Rabi TolèdeDans le « Traité des Pères », les maîtres du Talmud mettent en garde contre les sages, c’est-à-dire contre eux mêmes. Paradoxe ? Comme toujours dans le Talmud, c’est à interpréter. Toutefois, par les temps qui courent la question ne manque pas d’intérêt. Avec tant d’intellectuels à portée de main, voire de clic, ne convient-il pas de garder ses distances vis-à-vis de prétendus savoirs que nous ne sommes pas toujours capables évaluer ? D’éviter que des propos d’intellectuels médiatisés ne deviennent du « médire attisé » ? 

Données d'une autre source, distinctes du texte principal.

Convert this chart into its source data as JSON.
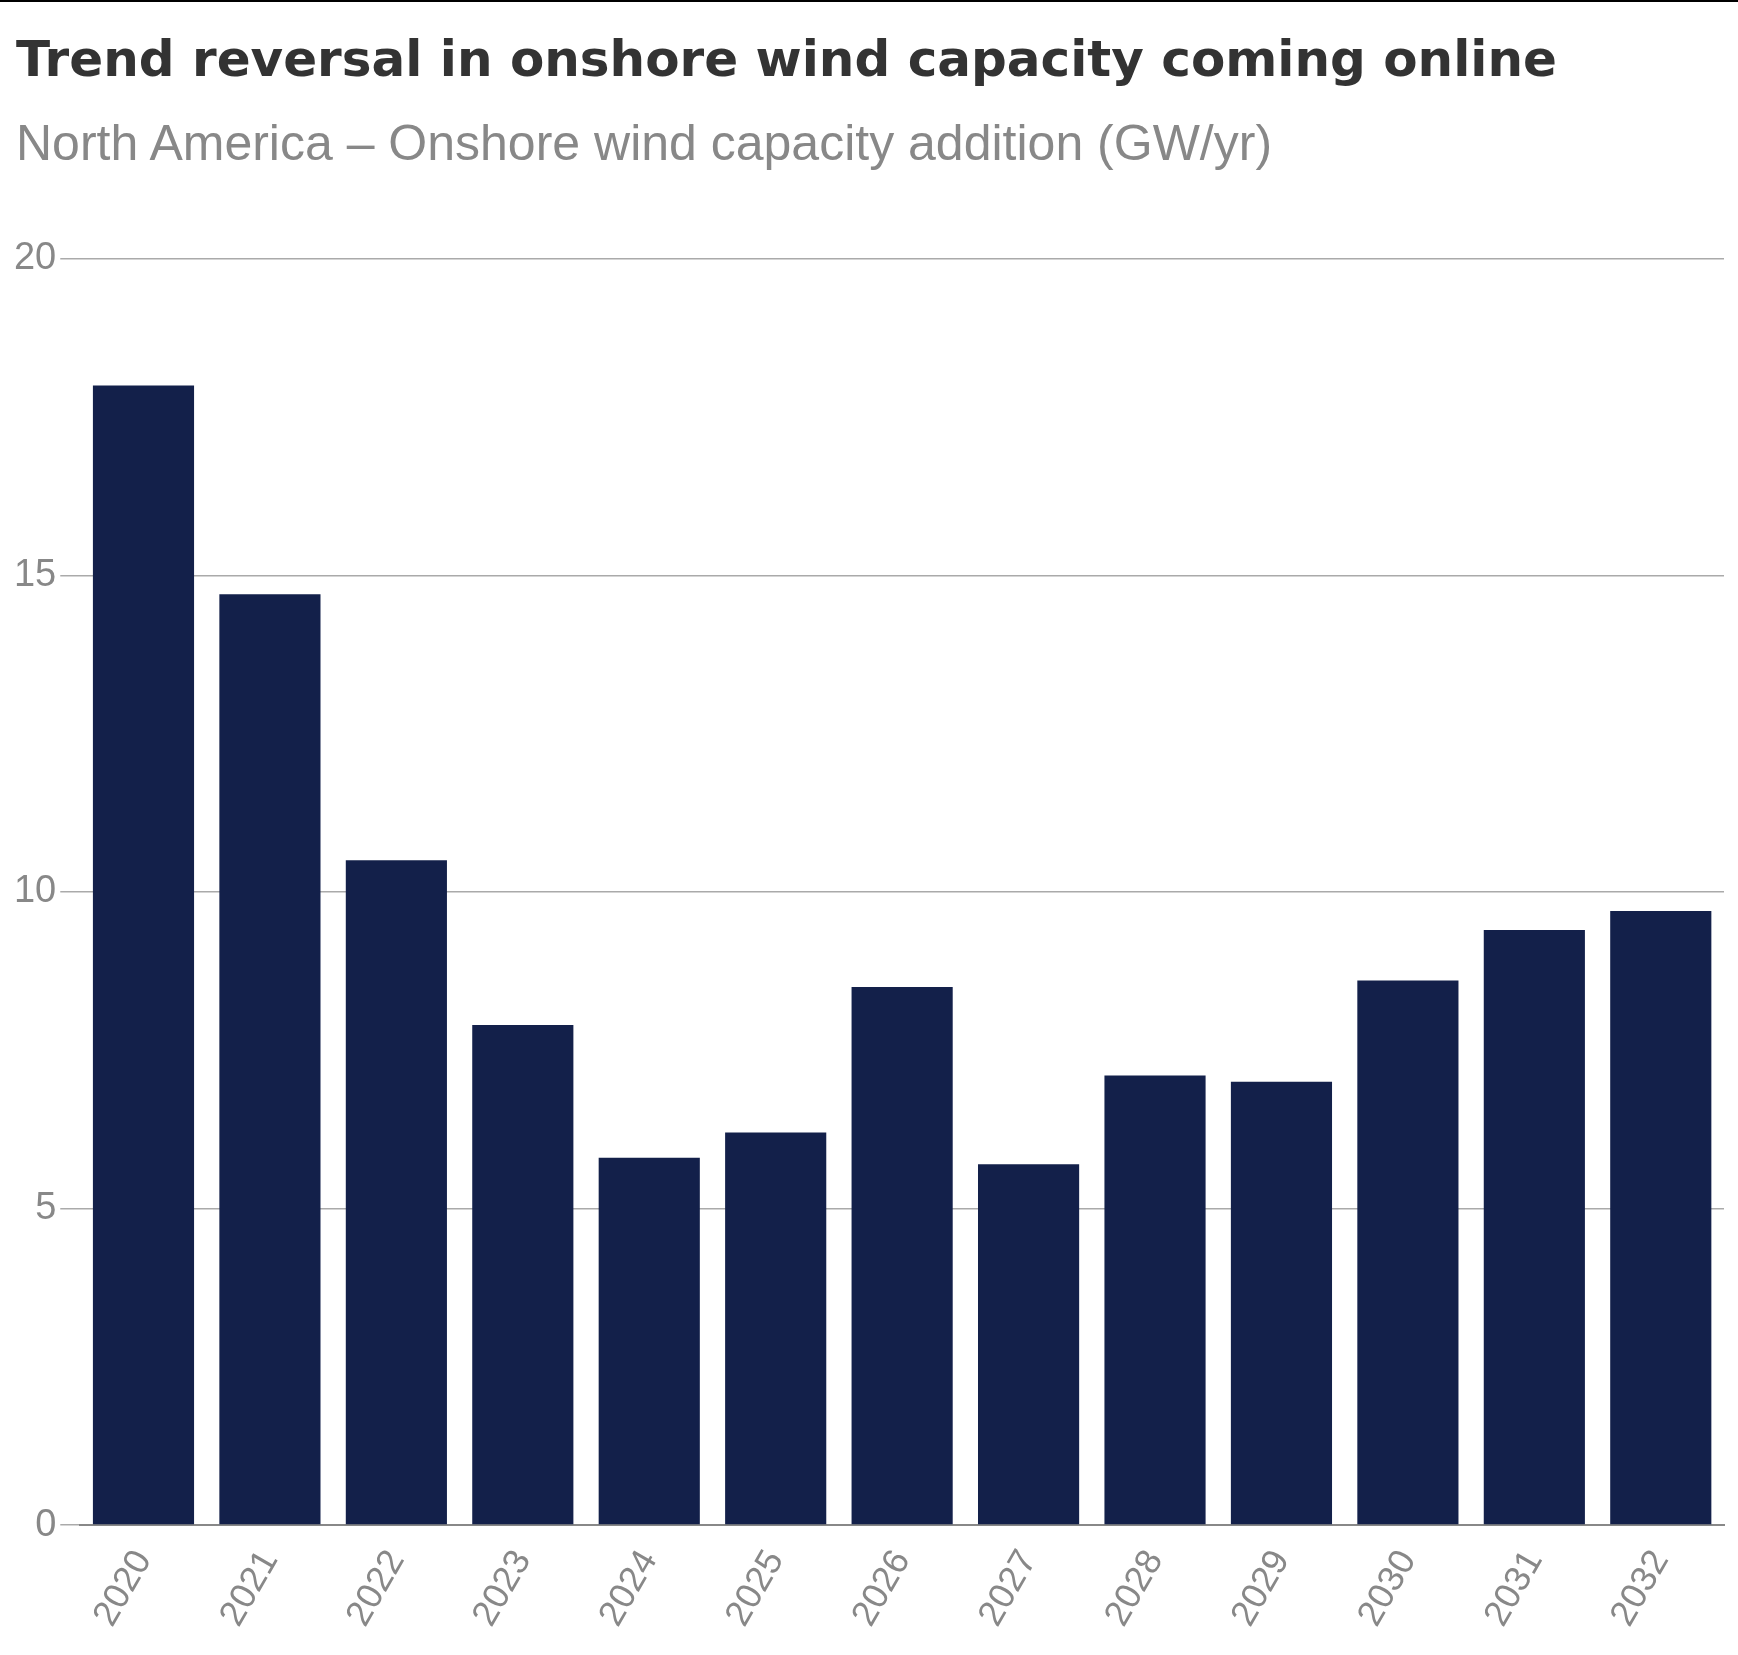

Rapprochements possibles avec « Ortega y Gasset sur les spécialistes barbares« , « Hesse sur les personnalités médiatiques« , « Nietzsche sur les maîtres à penser« .


« Chauffe toi au feu des sages, mais prends garde à leurs braises, tu pourrais t’y brûler ; car leur morsure est comme la morsure du chacal, leur piqûre est comme la piqûre du scorpion, leur sifflement comme le sifflement de la vipère, et toutes leurs paroles sont comme des charbons ardents » (p.113)

Source : Commentaires du Traité des Pères. Pirqué Avot, Verdier, 2008. Page 113.